Он нежно взял ее за подбородок:
— У тебя странное представление о том, что мир полон людей, у которых нет проблем. Я не знаю, откуда это у тебя. Даже этот криноид не совершенен, в конце концов он умер.
Лора рассмеялась:
— Вы правы. Я найду что-нибудь другое, чему можно завидовать.
— Нет. — Он держал ее лицо в ладонях. — Нет ничего и никого, чему и кому ты должна завидовать. Моя милая девочка, ты превосходишь всех, ты затмеваешь всех, если бы ты только научилась верить в себя, как все верят в тебя.
— Спасибо, — быстро перебила Лора. У нее кружилась голова, будто все ее существо тонуло в тепле рук Поля и она не чувствовала твердой опоры под ногами, балансируя на неустойчивых камнях. — Вы не думаете, что нам следует вернуться? Становится поздно.
Он пожал плечами, чувствуя, что она умышленно не хочет понимать, о чем он говорит, и последовал за ней. Лора шла быстро, почти летела, и он, догнав ее, шел рядом и начал успокаиваться, глядя на красоту, окружавшую их, и чувствуя возбуждающую гармонию ее тела. Океан затих, волны тихонько шлепали о темные камни, цвет которых менялся каждую минуту под медью низко опустившегося солнца и длинными тенями. Воздух был нежно-теплый, но бриз уже доносил легкую прохладу вечера.
Когда он увидел стоянку, то почувствовал сожаление, у него возникло такое чувство, будто он покидает детство.
— Я рад, что ты предложила эту прогулку, — сказал он Лоре, когда они усаживались в машину. — Ты вернула мою юность и сделала ее лучше, чем она была, лучше, чем она сохранилась в моих воспоминаниях. — Он выехал со стоянки. — Не знаю, был ли у меня день лучше.
— Когда вы фотографировали красивых женщин на рынке в Авиньоне, — насмешливо сказала Лора.

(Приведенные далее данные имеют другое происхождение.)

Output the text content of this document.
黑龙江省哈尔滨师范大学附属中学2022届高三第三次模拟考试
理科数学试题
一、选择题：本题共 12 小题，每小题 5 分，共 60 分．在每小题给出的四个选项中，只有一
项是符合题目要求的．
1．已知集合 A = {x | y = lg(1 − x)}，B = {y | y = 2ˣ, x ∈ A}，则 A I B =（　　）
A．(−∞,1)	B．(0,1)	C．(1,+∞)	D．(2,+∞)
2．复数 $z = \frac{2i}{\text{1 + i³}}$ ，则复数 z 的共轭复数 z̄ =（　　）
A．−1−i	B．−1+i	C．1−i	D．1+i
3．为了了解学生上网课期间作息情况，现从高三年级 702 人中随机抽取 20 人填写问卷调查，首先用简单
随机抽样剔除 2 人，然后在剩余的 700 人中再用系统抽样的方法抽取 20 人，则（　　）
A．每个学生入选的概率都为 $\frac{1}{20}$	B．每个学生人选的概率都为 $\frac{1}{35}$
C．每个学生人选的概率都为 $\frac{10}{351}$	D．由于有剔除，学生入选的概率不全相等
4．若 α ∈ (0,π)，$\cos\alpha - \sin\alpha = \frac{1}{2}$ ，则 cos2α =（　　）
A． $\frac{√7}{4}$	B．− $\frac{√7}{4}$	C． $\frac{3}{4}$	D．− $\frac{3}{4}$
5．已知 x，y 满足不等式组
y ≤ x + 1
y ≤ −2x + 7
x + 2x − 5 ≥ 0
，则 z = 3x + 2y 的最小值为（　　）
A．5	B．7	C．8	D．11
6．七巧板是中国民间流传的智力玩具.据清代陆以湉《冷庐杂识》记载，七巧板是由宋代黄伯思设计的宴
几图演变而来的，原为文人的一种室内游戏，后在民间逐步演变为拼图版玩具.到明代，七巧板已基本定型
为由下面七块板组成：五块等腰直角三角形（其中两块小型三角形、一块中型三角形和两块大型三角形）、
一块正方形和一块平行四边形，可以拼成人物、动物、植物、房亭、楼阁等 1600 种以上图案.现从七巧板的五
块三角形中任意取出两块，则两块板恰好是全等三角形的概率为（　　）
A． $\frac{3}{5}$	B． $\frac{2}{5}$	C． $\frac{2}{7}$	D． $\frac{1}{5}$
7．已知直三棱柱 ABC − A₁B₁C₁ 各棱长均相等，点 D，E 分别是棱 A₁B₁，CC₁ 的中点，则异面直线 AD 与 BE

— Разве я говорил, что это было прекрасно?
— Один из лучших дней, который у вас был. Он улыбнулся:
— Да, был, в каком-то смысле. Но не было рядом тебя, и поэтому он не мог быть так прекрасен, как я думал. На самом деле все быстро стирается из памяти. Я едва могу вспомнить…
Она засмеялась:
— Вы помните, где мы обедаем?
— В «Королевской таверне», в шесть тридцать. Ты голодна?
— Умираю от голода.
— Я тоже. Мы будем там через десять минут, а может, и раньше.
«Королевская таверна» была построена на небольшом возвышении и обращена на основную улицу Глостера, а пришвартованные внизу лодки теснились друг к другу, скрипели и качались на легком ветерке. К каждой лодке была привязана веревка толщиной с мужское запястье, и тяжелые сети, задубевшие от морской соли, намотанные на огромные барабаны или уложенные кольцами, покоились на пристани. Чайки гордо расхаживали и сидели, как на насесте, на носу корабля, где крупными буквами было выведено название. Помимо гавани, на главной улице располагались магазины и рестораны, отделанные деревом, потемневшим от морской воды, и казалось, что маленький город врос в землю, океан и небо, терпит нашествие модных автомобилей туристов, но не меняется ни от чего.
Лора наслаждалась этим, особенно ее поражало чувство отрешенности от времени, что напоминало об излюбленных ею местах Бостона.